Speech AI

NVIDIA ACE Agent supports Speech AI using the Chat Controller module. The Chat Controller module provides a speech interface to ACE Agent by exposing gRPC APIs. The Chat Controller uses NVIDIA Riva ASR and TTS services for audio to text transcription and text to speech synthesis.

There are several pre-configured pipelines which are available to use for speech AI. The functionality of speech AI pipeline varies depending upon the pipeline selected. You can define your pipeline in the deploy/docker/docker_init.sh file.

Detailed information regarding the gRPC APIs exposed by the Chat Controller can be found in the gRPC Interface API documentation.

The Chat Controller has six main components:

  • ASR module

  • TTS module

  • Speech Pipeline Manager

  • Chat Engine module

  • Logger module

  • UMIM module

ASR Module

The ASR module is responsible for calling the Riva ASR gRPC APIs for transcribing the audio received to the Chat Controller via the gRPC APIs. It supports certain features provided by Riva ASR like word boosting for customizations and profanity filtering.

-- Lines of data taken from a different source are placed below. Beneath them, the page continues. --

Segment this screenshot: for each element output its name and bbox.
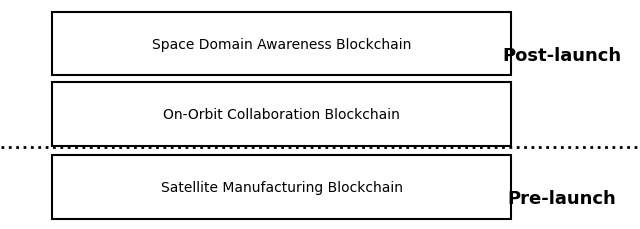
FancyBboxPatch shape bbox=[52, 83, 511, 146]
Text: Pre-launch: Pre-launch bbox=[508, 189, 616, 207]
FancyBboxPatch shape bbox=[52, 155, 511, 218]
Text: Satellite Manufacturing Blockchain: Satellite Manufacturing Blockchain bbox=[161, 180, 403, 194]
FancyBboxPatch shape bbox=[52, 13, 511, 76]
Text: Post-launch: Post-launch bbox=[502, 47, 621, 65]
Text: Space Domain Awareness Blockchain: Space Domain Awareness Blockchain bbox=[152, 37, 412, 51]
Text: On-Orbit Collaboration Blockchain: On-Orbit Collaboration Blockchain bbox=[163, 108, 400, 121]
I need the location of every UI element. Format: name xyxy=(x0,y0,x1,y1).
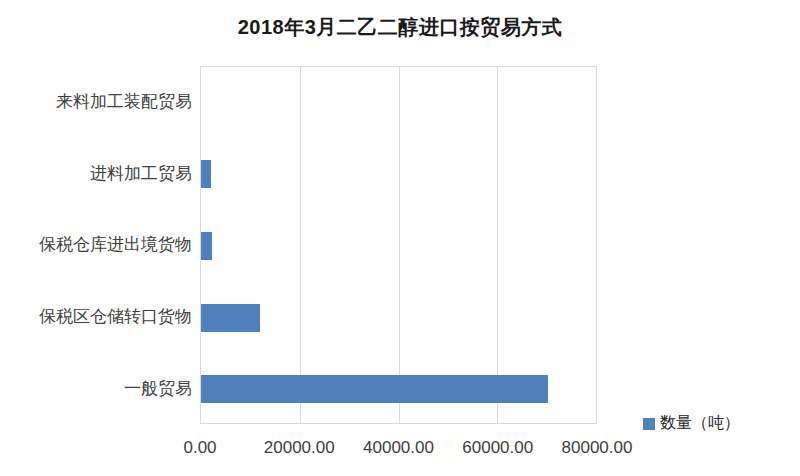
category-label: 来料加工装配贸易 xyxy=(0,66,192,138)
y-axis-category-labels: 来料加工装配贸易进料加工贸易保税仓库进出境货物保税区仓储转口货物一般贸易 xyxy=(0,66,192,424)
bar-进料加工贸易 xyxy=(201,160,211,188)
bar-chart: 2018年3月二乙二醇进口按贸易方式 来料加工装配贸易进料加工贸易保税仓库进出境… xyxy=(0,0,800,476)
gridline xyxy=(300,67,301,423)
bar-保税区仓储转口货物 xyxy=(201,304,260,332)
bar-一般贸易 xyxy=(201,375,548,403)
chart-title: 2018年3月二乙二醇进口按贸易方式 xyxy=(0,14,800,41)
category-label: 进料加工贸易 xyxy=(0,138,192,210)
gridline xyxy=(399,67,400,423)
legend-series-label: 数量（吨） xyxy=(660,413,740,434)
x-tick-label: 0.00 xyxy=(183,438,216,458)
x-tick-label: 60000.00 xyxy=(462,438,533,458)
category-label: 一般贸易 xyxy=(0,352,192,424)
legend-swatch-icon xyxy=(643,418,655,430)
bar-保税仓库进出境货物 xyxy=(201,232,212,260)
category-label: 保税区仓储转口货物 xyxy=(0,281,192,353)
category-label: 保税仓库进出境货物 xyxy=(0,209,192,281)
x-tick-label: 40000.00 xyxy=(363,438,434,458)
gridline xyxy=(497,67,498,423)
legend: 数量（吨） xyxy=(643,413,740,434)
x-tick-label: 80000.00 xyxy=(562,438,633,458)
x-tick-label: 20000.00 xyxy=(264,438,335,458)
plot-area xyxy=(200,66,597,424)
x-axis-tick-labels: 0.0020000.0040000.0060000.0080000.00 xyxy=(200,438,597,460)
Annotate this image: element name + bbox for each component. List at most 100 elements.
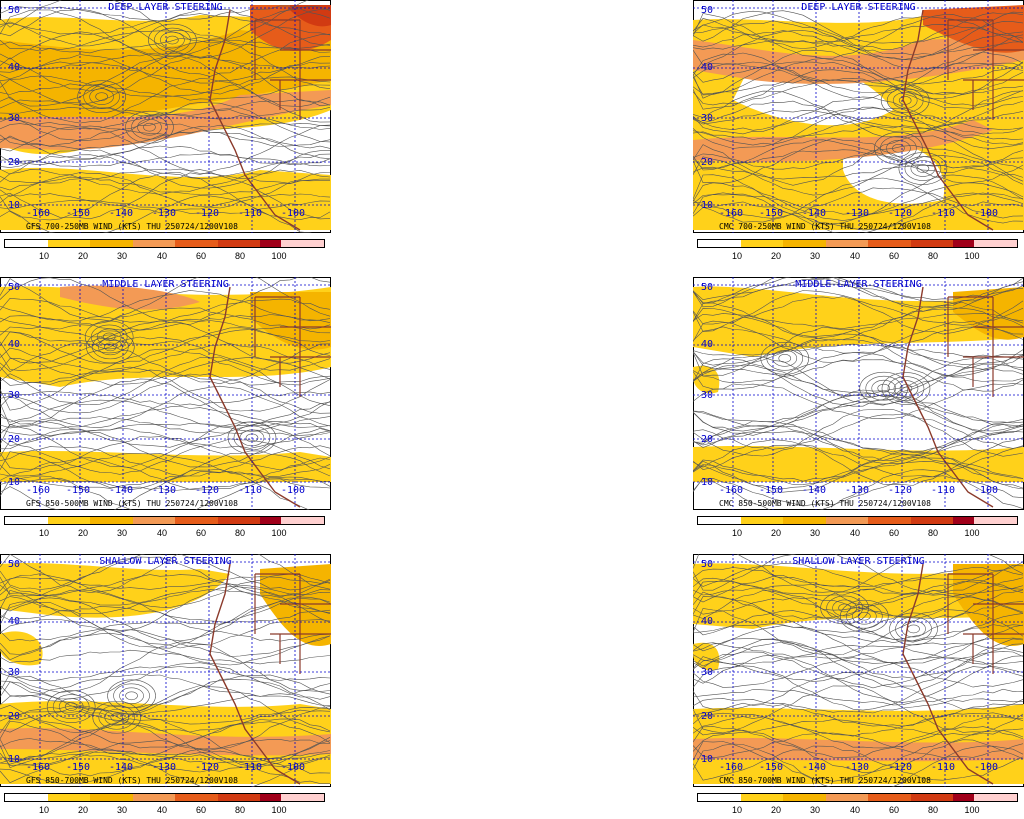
coastline xyxy=(209,9,301,231)
vortex-ring xyxy=(52,694,90,719)
vortex-ring xyxy=(840,599,889,633)
streamline xyxy=(693,192,1024,233)
vortex-ring xyxy=(832,599,857,617)
colorbar-swatch xyxy=(761,517,784,524)
colorbar-swatch xyxy=(783,240,805,247)
streamline xyxy=(0,436,331,471)
coastline xyxy=(209,563,301,785)
map-title: MIDDLE LAYER STEERING xyxy=(795,279,922,290)
coastline xyxy=(902,563,994,785)
map-plot xyxy=(0,0,331,233)
streamline xyxy=(693,61,1024,94)
lon-label: -100 xyxy=(280,762,306,773)
lon-label: -130 xyxy=(844,485,870,496)
vortex-ring xyxy=(889,612,938,646)
vortex-ring xyxy=(916,164,930,173)
colorbar-swatch xyxy=(719,240,741,247)
colorbar-label: 30 xyxy=(116,528,128,538)
lon-label: -110 xyxy=(930,485,956,496)
map-caption: GFS 850-500MB WIND (KTS) THU 250724/1200… xyxy=(26,499,238,508)
lon-label: -150 xyxy=(758,208,784,219)
streamline xyxy=(693,567,1024,588)
streamline xyxy=(693,409,1024,457)
streamline xyxy=(0,307,331,330)
streamline xyxy=(693,731,1024,759)
streamline xyxy=(0,673,331,709)
colorbar-label: 30 xyxy=(809,805,821,815)
colorbar-swatch xyxy=(974,517,996,524)
lon-label: -100 xyxy=(280,208,306,219)
streamline xyxy=(0,78,331,124)
streamline xyxy=(0,685,331,734)
vortex-ring xyxy=(871,379,897,397)
streamline xyxy=(693,306,1024,338)
vortex-ring xyxy=(125,691,138,701)
colorbar-swatch xyxy=(846,240,869,247)
colorbar-swatch xyxy=(153,794,176,801)
lon-label: -150 xyxy=(758,485,784,496)
streamline xyxy=(0,320,331,364)
streamline xyxy=(0,477,331,492)
lon-label: -160 xyxy=(25,485,51,496)
streamline xyxy=(0,314,331,331)
streamline xyxy=(693,187,1024,219)
colorbar-swatch xyxy=(281,240,303,247)
vortex-ring xyxy=(125,110,174,144)
streamline xyxy=(0,171,331,220)
streamline xyxy=(0,195,313,233)
streamline xyxy=(693,712,1024,737)
colorbar-label: 100 xyxy=(964,251,980,261)
streamline xyxy=(693,333,1024,370)
colorbar-swatch xyxy=(846,517,869,524)
streamline xyxy=(0,416,331,435)
streamline xyxy=(0,172,331,209)
streamline xyxy=(693,16,1024,49)
streamline xyxy=(0,750,331,777)
colorbar-swatch xyxy=(889,794,911,801)
streamline xyxy=(693,430,1024,453)
colorbar-swatch xyxy=(825,240,847,247)
streamline xyxy=(693,450,1024,493)
vortex-ring xyxy=(83,84,120,109)
lat-label: 50 xyxy=(701,5,714,16)
streamline xyxy=(0,619,331,649)
streamline xyxy=(0,641,331,693)
streamline xyxy=(0,574,331,597)
panel-cmc-middle: MIDDLE LAYER STEERING 50 40 30 20 10 -160 -150 -… xyxy=(693,277,1024,542)
colorbar-swatch xyxy=(217,240,239,247)
colorbar xyxy=(697,239,1018,248)
streamline xyxy=(0,373,331,414)
lon-label: -140 xyxy=(801,208,827,219)
streamline xyxy=(693,326,1024,354)
lat-label: 50 xyxy=(8,559,21,570)
streamline xyxy=(0,554,331,593)
vortex-ring xyxy=(137,118,162,136)
streamline xyxy=(693,577,1024,596)
vortex-ring xyxy=(110,712,124,722)
streamline xyxy=(0,405,331,429)
streamline xyxy=(693,399,1024,424)
colorbar-swatch xyxy=(698,240,720,247)
map-caption: GFS 850-700MB WIND (KTS) THU 250724/1200… xyxy=(26,776,238,785)
streamline xyxy=(693,654,1024,703)
lon-label: -140 xyxy=(108,208,134,219)
wind-shading xyxy=(0,728,331,756)
streamline xyxy=(0,753,331,773)
vortex-ring xyxy=(892,143,905,153)
lat-label: 30 xyxy=(701,390,714,401)
lat-label: 10 xyxy=(8,754,21,765)
streamline xyxy=(693,139,1024,173)
vortex-ring xyxy=(907,624,920,634)
streamline xyxy=(0,428,331,468)
colorbar-swatch xyxy=(260,517,282,524)
streamline xyxy=(693,469,1024,510)
streamline xyxy=(693,745,1024,781)
lat-label: 40 xyxy=(701,339,714,350)
colorbar-label: 80 xyxy=(234,805,246,815)
lat-label: 10 xyxy=(8,200,21,211)
lon-label: -110 xyxy=(930,208,956,219)
streamline xyxy=(693,296,1024,326)
streamline xyxy=(0,438,331,475)
streamline xyxy=(0,391,331,407)
streamline xyxy=(693,69,1024,110)
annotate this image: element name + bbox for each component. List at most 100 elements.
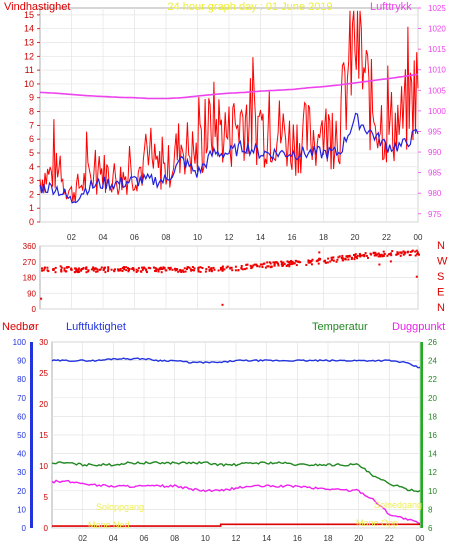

Word boosting allows you to bias the ASR engine to recognize particular words of interest at request time; by giving them a higher score when decoding the output of the acoustic model.

Refer to the Riva ASR section for more information about word boosting and how to do word boosting in the Chat Controller.

TTS Module

The TTS module is responsible for calling the Riva TTS gRPC APIs for synthesizing the audio for the Chat Engine response and other TTS transcripts received by the Chat Controller via the gRPC APIs.

The TTS module supports IPA customization for improving pronunciation.

Refer to the Riva TTS section for more information about IPA customization and how to do customization in the Chat Controller.

NVIDIA Riva TTS and Chat Controller supports SSML tags for customizing the TTS pronunciation. Some of the SSML tags are:

  • prosody tag - supports attributes, like rate and pitch, emotion, volume through which we can control different parameters of the generated audio.

  • voice name tag - can be used to dynamically change voice names in the Chat Controller.

  • emotion tag - set in the TTS transcript, Chat Controller also sends these tags to Audio2Face.

Note

For more information about supported SSML tags with SSML texts, refer to the Riva TTS SSML documentation.

You can embed these tags as part of the textual response templates corresponding to the questions. For example:

"<speak><prosody emotion='fearful:1.0' pitch='1' volume='loud'>Hi,  I am Violet, a food ordering assistant bot. How can I help you?</prosody></speak>"